Entre las propuestas estadunidenses destacan un alto al fuego definitivo, negociaciones presenciales, desmantelamiento de las instalaciones nucleares iraníes, compromiso de Irán para no desarrollar armas nucleares, entregar su reserva de uranio enriquecido al OIEA, limitar sus misiles, restringir su armamento a grupos aliados (Hezbolá, Hutíes, entre otros), reabrir el tránsito por el Estrecho de Ormuz, levantar las sanciones, y apoyar en el programa nuclear pacífico.
El republicano también ha mencionado los acercamientos entre ambas naciones, pero ha sido negado por las autoridades iraníes.

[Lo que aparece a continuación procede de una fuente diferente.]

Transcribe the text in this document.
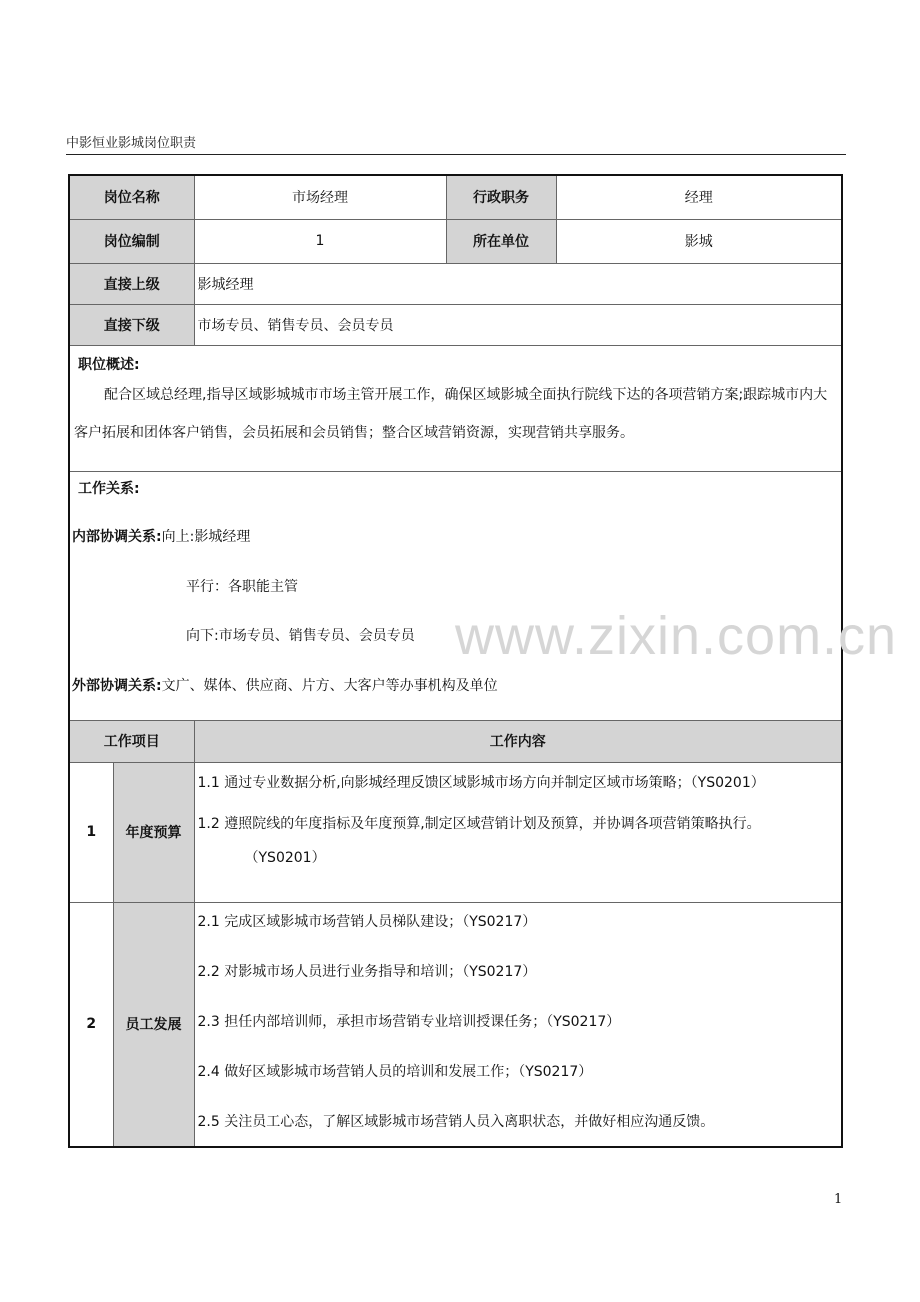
中影恒业影城岗位职责
岗位名称		市场经理	行政职务	经理
岗位编制		1	所在单位	影城
直接上级		影城经理		
直接下级		市场专员、销售专员、会员专员		

职位概述:
配合区域总经理,指导区域影城城市市场主管开展工作，确保区域影城全面执行院线下达的各项营销方案;跟踪城市内大客户拓展和团体客户销售，会员拓展和会员销售；整合区域营销资源，实现营销共享服务。				

工作关系:
内部协调关系:向上:影城经理
平行：各职能主管
向下:市场专员、销售专员、会员专员
外部协调关系:文广、媒体、供应商、片方、大客户等办事机构及单位				

工作项目		工作内容		
1	年度预算	1.1 通过专业数据分析,向影城经理反馈区域影城市场方向并制定区域市场策略；（YS0201）
1.2 遵照院线的年度指标及年度预算,制定区域营销计划及预算，并协调各项营销策略执行。
（YS0201）		

2	员工发展	2.1 完成区域影城市场营销人员梯队建设；（YS0217）
2.2 对影城市场人员进行业务指导和培训；（YS0217）
2.3 担任内部培训师，承担市场营销专业培训授课任务；（YS0217）
2.4 做好区域影城市场营销人员的培训和发展工作；（YS0217）
2.5 关注员工心态，了解区域影城市场营销人员入离职状态，并做好相应沟通反馈。		
www.zixin.com.cn
1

Por ello, el doctor Peyman analiza que, en la circunstancia actual de la economía, el alto al fuego llegará “cuando los iraníes sientan que Estados Unidos ha experimentado suficiente presión a nivel mundial como para aceptar las condiciones de Irán”.
Irán ha hecho público las exigencias que tiene para llegar a un acuerdo, entre ellas: el reconocimiento del derecho estratégico y de defensa de Irán, garantías para no volver a ser atacado por Estados Unidos e Israel, reparación de los daños causados por los ataques, levantamiento total de las sanciones económicas, cerrar bases militares en la región, creación de un mecanismo legal que formalice el control iraní en el Estrecho de Ormuz; más la aclaración de no negociar su programa de misiles ni el apoyo a sus aliados en la región.
El doctor Peyman reconoce la apertura de Irán por aceptar las condiciones nucleares pacíficas; pero también subraya la desconfianza de los iraníes sobre Estados Unidos.
Por su parte, el doctor Valdés-Ugalde considera que los líderes en Irán “ya no le toman la llamada” a los negociadores estadunidenses –Steve Witkoff y Jared Kushner–, quienes estaban en la mesa con Irán cuando Estados Unidos bombardeó el país asiático. “Vamos a ver hasta dónde llega y hasta dónde Estados Unidos e Irán tienen la capacidad de poder negociar con la sombra de Israel encima”.